At the input, you have $f_{sig}$. This is low pass filtered at 3.6 GHz and mixed with $f_{LO1}$. The result is $f_{LO1} + f_{sig}$ and $f_{LO1} - f_{sig}$. This is bandpass filtered at 5.1225 GHz. Since $f_{LO1}$ ranges from 5.1 to 8.7 GHz, the output of the filter must correspond to $f_{LO1} - f_{sig}$.

At the second mixer, $f_{LO1} - f_{sig}$ is mixed with a fixed $f_{LO2}$ of 4.8 GHz. The result is $f_{LO1} - f_{sig} + f_{LO2}$ and $f_{LO1} - f_{sig} - f_{LO2}$. This is bandpass filtered at 322.5 MHz, so only $f_{LO1} - f_{sig} - f_{LO2}$ passes through the filter.

At the third mixer, $f_{LO1} - f_{sig} - f_{LO2}$ is mixed with a fixed $f_{LO3}$ of 300 MHz. The result is $f_{LO1} - f_{sig} - f_{LO2} + f_{LO3}$ and $f_{LO1} - f_{sig} - f_{LO2} - f_{LO3}$. This is bandpass filtered at 22.5 MHz, so only $f_{LO1} - f_{sig} - f_{LO2} - f_{LO3}$ passes through the filter. So $f_{finalIF} = f_{LO1} - f_{sig} - f_{LO2} - f_{LO3}$.

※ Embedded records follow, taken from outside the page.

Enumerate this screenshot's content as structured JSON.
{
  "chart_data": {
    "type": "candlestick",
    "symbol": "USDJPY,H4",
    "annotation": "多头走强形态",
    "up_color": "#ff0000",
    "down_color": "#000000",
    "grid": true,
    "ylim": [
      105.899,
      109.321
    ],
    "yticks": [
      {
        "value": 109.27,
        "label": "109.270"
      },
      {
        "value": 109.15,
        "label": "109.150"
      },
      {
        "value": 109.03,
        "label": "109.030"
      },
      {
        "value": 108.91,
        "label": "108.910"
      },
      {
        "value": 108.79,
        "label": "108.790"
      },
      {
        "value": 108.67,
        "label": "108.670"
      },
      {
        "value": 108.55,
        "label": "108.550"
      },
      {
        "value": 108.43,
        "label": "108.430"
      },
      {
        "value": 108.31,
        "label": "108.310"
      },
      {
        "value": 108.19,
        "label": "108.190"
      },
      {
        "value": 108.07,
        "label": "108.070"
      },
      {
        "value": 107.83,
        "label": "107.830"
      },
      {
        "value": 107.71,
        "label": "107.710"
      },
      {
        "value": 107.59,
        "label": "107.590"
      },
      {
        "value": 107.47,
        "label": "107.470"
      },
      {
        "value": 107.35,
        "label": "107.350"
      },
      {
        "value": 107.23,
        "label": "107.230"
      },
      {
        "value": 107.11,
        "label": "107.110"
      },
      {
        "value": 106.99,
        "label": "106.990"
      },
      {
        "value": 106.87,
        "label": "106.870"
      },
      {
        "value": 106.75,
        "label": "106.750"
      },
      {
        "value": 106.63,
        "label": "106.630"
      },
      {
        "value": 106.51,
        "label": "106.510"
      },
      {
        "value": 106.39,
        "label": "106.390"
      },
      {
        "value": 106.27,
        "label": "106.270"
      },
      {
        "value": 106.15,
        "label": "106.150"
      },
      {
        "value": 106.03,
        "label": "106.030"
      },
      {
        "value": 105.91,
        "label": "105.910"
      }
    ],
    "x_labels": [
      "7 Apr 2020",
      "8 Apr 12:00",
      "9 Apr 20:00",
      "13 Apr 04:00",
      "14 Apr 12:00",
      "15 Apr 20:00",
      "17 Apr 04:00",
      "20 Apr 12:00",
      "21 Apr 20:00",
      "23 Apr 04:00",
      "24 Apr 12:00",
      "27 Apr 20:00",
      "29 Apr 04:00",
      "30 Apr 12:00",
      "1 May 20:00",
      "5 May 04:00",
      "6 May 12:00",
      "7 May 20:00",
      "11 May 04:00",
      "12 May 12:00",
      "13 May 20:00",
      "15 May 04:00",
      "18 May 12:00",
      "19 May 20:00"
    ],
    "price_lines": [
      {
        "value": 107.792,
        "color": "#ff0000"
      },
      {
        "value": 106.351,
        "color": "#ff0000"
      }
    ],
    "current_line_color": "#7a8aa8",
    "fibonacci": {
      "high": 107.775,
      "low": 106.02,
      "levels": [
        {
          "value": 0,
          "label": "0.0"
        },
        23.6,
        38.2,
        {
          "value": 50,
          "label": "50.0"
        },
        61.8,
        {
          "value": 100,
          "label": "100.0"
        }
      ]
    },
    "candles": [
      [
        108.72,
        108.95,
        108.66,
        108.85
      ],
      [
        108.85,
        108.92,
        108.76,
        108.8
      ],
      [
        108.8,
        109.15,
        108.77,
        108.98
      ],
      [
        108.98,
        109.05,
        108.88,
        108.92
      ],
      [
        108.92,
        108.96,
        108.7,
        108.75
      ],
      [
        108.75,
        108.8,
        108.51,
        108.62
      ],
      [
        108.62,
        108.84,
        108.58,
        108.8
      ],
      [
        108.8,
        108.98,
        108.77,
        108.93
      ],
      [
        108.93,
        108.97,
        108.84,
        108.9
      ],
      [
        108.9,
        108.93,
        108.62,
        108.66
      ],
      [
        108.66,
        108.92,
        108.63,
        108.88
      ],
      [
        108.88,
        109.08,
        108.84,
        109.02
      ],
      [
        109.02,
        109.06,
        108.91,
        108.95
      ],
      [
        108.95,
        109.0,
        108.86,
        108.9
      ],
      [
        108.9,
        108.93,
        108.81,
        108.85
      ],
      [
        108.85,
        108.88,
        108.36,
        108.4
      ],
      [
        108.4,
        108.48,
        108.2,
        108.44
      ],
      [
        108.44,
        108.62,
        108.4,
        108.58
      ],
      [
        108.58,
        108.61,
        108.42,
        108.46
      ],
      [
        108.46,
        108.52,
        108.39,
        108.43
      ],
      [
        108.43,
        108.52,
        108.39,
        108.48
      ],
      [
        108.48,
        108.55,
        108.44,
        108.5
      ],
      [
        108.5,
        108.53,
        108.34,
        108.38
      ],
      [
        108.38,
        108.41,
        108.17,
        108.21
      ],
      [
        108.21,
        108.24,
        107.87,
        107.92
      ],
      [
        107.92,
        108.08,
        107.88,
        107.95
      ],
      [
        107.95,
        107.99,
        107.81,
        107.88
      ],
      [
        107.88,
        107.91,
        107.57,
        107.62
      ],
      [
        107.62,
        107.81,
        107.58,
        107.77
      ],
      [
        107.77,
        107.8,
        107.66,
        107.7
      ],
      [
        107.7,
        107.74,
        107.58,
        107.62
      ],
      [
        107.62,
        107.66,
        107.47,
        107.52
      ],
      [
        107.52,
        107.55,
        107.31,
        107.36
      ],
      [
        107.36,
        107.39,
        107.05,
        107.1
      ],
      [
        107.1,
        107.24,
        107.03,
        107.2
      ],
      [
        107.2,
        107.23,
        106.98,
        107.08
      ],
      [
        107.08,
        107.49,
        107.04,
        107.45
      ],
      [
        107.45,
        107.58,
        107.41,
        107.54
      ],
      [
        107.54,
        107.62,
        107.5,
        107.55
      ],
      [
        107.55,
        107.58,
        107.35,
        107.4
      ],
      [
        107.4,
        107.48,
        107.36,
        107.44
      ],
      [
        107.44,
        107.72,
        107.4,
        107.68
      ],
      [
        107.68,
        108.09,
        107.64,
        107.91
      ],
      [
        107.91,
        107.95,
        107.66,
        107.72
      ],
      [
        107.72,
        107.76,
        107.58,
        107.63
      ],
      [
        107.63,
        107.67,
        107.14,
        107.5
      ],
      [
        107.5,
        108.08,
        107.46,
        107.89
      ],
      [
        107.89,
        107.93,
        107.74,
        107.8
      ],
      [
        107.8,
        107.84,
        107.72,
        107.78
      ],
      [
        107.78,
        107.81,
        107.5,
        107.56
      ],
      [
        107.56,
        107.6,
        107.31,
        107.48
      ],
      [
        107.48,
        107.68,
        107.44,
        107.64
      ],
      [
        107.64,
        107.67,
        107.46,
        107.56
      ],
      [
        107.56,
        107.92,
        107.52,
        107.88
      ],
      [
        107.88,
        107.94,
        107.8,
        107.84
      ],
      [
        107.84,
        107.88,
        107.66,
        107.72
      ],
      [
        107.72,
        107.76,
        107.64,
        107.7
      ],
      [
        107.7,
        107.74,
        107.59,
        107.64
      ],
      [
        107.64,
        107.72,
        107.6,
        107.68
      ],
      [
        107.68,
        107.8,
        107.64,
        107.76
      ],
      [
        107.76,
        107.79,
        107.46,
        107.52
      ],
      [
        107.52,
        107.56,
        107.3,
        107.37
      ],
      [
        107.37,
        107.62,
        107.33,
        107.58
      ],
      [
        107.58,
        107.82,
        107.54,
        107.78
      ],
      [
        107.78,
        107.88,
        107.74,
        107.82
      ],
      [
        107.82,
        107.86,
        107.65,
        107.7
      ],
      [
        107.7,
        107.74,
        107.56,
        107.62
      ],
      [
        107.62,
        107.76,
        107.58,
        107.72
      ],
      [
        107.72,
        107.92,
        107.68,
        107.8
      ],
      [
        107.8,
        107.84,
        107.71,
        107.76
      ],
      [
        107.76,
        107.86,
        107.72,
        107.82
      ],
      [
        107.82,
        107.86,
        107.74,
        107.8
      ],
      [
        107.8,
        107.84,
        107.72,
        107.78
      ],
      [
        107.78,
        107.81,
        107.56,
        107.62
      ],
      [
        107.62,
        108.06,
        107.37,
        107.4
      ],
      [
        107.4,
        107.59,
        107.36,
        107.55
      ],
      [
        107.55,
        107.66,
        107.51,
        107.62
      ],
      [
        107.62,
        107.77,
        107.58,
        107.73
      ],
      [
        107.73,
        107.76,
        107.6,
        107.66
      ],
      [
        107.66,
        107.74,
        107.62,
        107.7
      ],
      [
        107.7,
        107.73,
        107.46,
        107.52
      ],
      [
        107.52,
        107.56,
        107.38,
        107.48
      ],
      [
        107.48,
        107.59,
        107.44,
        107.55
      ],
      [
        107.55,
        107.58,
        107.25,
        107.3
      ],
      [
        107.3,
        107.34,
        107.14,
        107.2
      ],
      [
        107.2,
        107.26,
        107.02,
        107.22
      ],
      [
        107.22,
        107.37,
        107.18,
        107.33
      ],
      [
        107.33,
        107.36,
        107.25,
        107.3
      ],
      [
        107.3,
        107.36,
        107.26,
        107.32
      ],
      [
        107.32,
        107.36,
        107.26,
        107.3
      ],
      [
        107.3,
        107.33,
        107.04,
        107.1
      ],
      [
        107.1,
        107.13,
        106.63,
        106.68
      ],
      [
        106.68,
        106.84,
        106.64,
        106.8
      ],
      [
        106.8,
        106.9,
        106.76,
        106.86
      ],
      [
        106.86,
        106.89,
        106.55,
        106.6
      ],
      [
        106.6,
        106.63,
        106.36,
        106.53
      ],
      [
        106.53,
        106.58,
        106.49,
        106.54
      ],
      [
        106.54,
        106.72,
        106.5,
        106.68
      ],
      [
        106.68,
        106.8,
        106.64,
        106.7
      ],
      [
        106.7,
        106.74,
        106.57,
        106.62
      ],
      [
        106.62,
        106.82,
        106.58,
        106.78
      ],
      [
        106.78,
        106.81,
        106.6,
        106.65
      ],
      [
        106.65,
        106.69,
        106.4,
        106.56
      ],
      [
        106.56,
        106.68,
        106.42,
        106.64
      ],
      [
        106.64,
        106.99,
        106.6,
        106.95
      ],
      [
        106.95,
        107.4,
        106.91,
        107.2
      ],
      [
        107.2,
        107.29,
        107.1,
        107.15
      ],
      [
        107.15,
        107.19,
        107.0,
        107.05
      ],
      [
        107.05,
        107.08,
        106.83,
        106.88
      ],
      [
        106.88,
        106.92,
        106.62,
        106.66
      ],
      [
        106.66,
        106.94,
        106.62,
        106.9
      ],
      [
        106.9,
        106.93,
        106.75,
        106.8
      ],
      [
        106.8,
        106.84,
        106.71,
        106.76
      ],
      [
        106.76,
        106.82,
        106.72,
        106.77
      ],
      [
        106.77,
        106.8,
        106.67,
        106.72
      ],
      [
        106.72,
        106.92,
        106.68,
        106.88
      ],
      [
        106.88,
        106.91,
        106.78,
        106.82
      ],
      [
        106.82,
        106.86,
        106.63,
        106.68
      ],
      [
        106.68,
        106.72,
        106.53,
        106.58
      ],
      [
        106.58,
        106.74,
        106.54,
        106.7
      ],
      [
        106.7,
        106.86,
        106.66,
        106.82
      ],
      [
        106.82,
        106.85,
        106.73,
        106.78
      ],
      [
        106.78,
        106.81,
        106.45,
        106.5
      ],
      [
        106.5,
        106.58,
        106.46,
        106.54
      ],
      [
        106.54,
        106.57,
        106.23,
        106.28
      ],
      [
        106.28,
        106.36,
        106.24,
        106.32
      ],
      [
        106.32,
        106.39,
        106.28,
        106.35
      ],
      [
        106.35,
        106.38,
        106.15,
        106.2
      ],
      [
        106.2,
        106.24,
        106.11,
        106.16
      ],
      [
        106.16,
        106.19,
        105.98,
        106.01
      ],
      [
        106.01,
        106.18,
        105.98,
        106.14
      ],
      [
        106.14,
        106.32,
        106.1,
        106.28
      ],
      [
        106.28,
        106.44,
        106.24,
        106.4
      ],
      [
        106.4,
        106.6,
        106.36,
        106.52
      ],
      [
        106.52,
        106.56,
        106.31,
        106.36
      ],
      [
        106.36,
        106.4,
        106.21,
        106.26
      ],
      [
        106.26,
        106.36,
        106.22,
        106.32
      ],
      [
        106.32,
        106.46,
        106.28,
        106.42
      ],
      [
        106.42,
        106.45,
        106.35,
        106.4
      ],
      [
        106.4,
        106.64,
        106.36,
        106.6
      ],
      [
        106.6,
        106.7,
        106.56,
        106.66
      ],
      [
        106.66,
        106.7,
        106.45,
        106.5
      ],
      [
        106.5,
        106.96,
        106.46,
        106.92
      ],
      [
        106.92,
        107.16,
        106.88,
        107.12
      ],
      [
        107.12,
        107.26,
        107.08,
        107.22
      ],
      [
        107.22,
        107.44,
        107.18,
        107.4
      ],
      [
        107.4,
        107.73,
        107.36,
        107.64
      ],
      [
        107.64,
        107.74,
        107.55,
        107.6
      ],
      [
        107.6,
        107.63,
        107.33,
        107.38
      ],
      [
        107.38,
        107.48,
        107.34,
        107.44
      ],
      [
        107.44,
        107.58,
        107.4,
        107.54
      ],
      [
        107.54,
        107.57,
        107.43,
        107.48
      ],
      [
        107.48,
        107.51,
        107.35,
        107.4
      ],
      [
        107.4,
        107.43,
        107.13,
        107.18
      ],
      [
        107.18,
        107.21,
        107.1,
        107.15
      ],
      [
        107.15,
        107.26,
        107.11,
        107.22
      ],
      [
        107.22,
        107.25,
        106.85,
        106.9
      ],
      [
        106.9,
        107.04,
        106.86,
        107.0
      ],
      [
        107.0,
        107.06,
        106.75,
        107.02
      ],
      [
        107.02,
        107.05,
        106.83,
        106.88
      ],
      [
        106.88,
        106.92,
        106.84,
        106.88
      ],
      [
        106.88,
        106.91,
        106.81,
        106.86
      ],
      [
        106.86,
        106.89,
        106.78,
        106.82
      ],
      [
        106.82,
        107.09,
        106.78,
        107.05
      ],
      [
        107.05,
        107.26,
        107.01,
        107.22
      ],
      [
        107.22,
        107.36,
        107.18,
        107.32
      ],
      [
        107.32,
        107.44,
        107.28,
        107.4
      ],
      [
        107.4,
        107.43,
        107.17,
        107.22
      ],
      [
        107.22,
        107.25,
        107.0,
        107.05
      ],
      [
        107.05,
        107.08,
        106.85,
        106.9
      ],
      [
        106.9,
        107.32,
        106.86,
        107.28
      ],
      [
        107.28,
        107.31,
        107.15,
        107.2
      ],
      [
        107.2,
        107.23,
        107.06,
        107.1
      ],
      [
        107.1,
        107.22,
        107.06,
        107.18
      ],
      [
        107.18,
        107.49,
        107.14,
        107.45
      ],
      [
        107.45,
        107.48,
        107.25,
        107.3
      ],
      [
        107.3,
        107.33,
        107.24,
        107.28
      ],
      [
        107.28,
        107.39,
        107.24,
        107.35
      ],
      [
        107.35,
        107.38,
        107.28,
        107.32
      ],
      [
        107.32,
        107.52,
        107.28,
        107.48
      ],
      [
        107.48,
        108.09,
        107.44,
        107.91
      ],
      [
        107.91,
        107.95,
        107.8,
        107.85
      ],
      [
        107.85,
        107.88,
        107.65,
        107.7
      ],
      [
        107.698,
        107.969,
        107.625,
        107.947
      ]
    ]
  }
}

Reordering that results in $f_{sig} = f_{LO1} - (f_{LO2} + f_{LO3} + f_{finalIF})$, which matches the documentation.

As for your second question, the first IF is just the signal after the first mixer. $f_{firstIF} = f_{LO1} - f_{sig}$. If you substitute that, you get $f_{finalIF} = f_{firstIF} - f_{LO2} - f_{LO3}$, which rearranges to $f_{firstIF} = f_{finalIF} + f_{LO2} + f_{LO3}$, which also matches the documentation.